Op-Ed in LA Weekly: Flame Retardants Are Ineffective, Toxic and Bad for Business | LA Weekly
By Susan Inglis, Sustainable Furnishings Council
California is rightly celebrated for its legacy of effectively balancing landmark public health and environmental protection initiatives with a vibrant economy, serving as a model for the nation to follow.
Our state can set this gold standard again by banning toxic flame retardants and spurring a nationwide transition toward safer, more sustainable, cost-effective products.
For decades, flame retardants have been needlessly used in everything from furniture to children’s products. These toxic chemicals — which have been linked to cancer, thyroid disruption, memory and learning problems, delayed mental and physical development, lower IQ, advanced puberty, hormone disruption and reduced fertility — migrate into household dust that is then ingested and inhaled by humans, pets and wildlife. As a result, they are now ubiquitous in our households and workplaces and have steadily built up in the environment and in human bodies.
Infants and firefighters have especially high exposure risks. Children are particularly vulnerable because their brains and reproductive organs are still developing. They also come into greater contact with household dust than adults due to their frequent floor play and putting their hands to their mouths. As flame retardants burn, the fire and smoke that firefighters are exposed to become more toxic — leading to disproportionately high levels of cancer among those whose job it is to protect us. Worst of all, firefighters and children don’t choose to be poisoned.
In addition to being toxic, flame retardants are ineffective in furniture. According to studies by California’s Bureau of Electronic and Appliance Repair, Home Furnishings and Thermal Insulation (BEARHFTI), the Consumer Product Safety Commission and the National Fire Protection Association, these chemicals provide no meaningful fire safety benefit.
Despite a decades-long deceptive, multimillion-dollar lobbying campaign — orchestrated by some of the world’s largest chemical companies — California has won some notable victories. The state updated its flammability standards for furniture, allowing them to be met without the use of flame retardants in 2014. A few years later, we enacted a law requiring all upholstered furniture in the state to include labels informing consumers as to the presence or absence of flame retardant chemicals.
But it’s not enough. Every day, too many Californians continue to be exposed to these toxic chemicals.

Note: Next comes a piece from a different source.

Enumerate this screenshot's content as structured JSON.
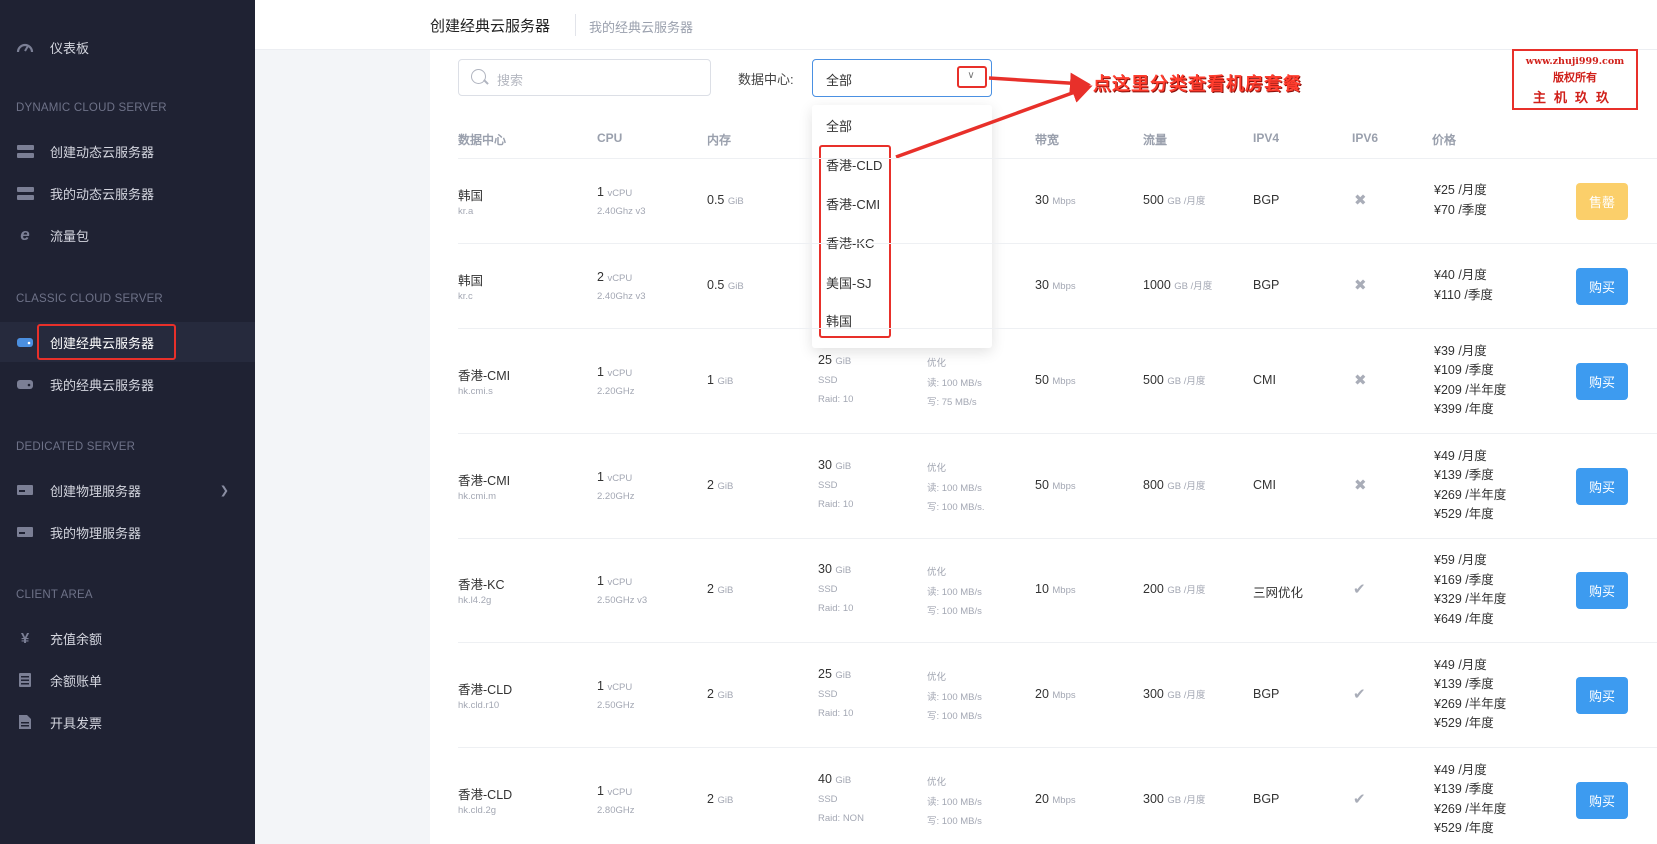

The Sustainable Furnishings Council is a coalition of more than 400 businesses concerned about the health of our world — our employees, customers and communities. Californians need to be certain that the products they buy are safe and do not cause harm.
Assembly Bill 2998 would protect the health of consumers, workers, families, firefighters, and our natural environment by prohibiting, once and for all, the sale of children’s products, mattresses and upholstered furniture in California that contain toxic flame retardants.
The bill has passed the Assembly floor and two Senate Policy Committees. It now faces a vote in the Senate Appropriations Committee on Monday, Aug. 13, before making it to the Senate Floor.
As business leaders, we understand that a strong, healthy workforce and customers make for a strong, healthy economy. Sick employees and sick consumers are bad for business. We also understand the role of innovation in facilitating the development of quality, safe products for consumers.
Contrary to the assertions of the chemical industry, whose bottom line is the sale of its products, we are confident that AB 2998 will encourage manufacturers to continue innovating effective and safer products. Finally, there are already green and healthy alternatives available on the market. Testing results and furniture labels now indicate that about 75 percent of furniture is being produced without flame retardant chemicals. Moving to 100 percent is within reach.
Buying toxic-free products is a smart decision for businesses and consumers alike. Maine and San Francisco have successfully banned these chemicals. AB 2998 would make businesses safer throughout California while boosting the state’s already booming sustainable and green business sector. We urge the state legislature to pass, and Gov. Brown to sign, this historic bill.
Susan Inglis is executive director of the Sustainable Furnishings Council, and resident expert with the organization she helped found in 2006. She has led SFC to work with industry leaders to establish criteria to gauge the sustainability of furniture products and practices; develop programs for educating all sectors of the industry; and attract hundreds of companies to membership. Inglis is also founder and owner of From the Mountain, a company that imports hand-spun cashmere yarn from Afghanistan, providing safe income for more than 100 women there. Inglis serves on the board of the American Sustainable Business Council and was awarded a 2017 Visionary Leadership award by the NC Business Council. She lives in North Carolina.
Note: AB 2998 is sponsored by Center For Environmental Health, NRDC, and the California Professional Firefighters Association.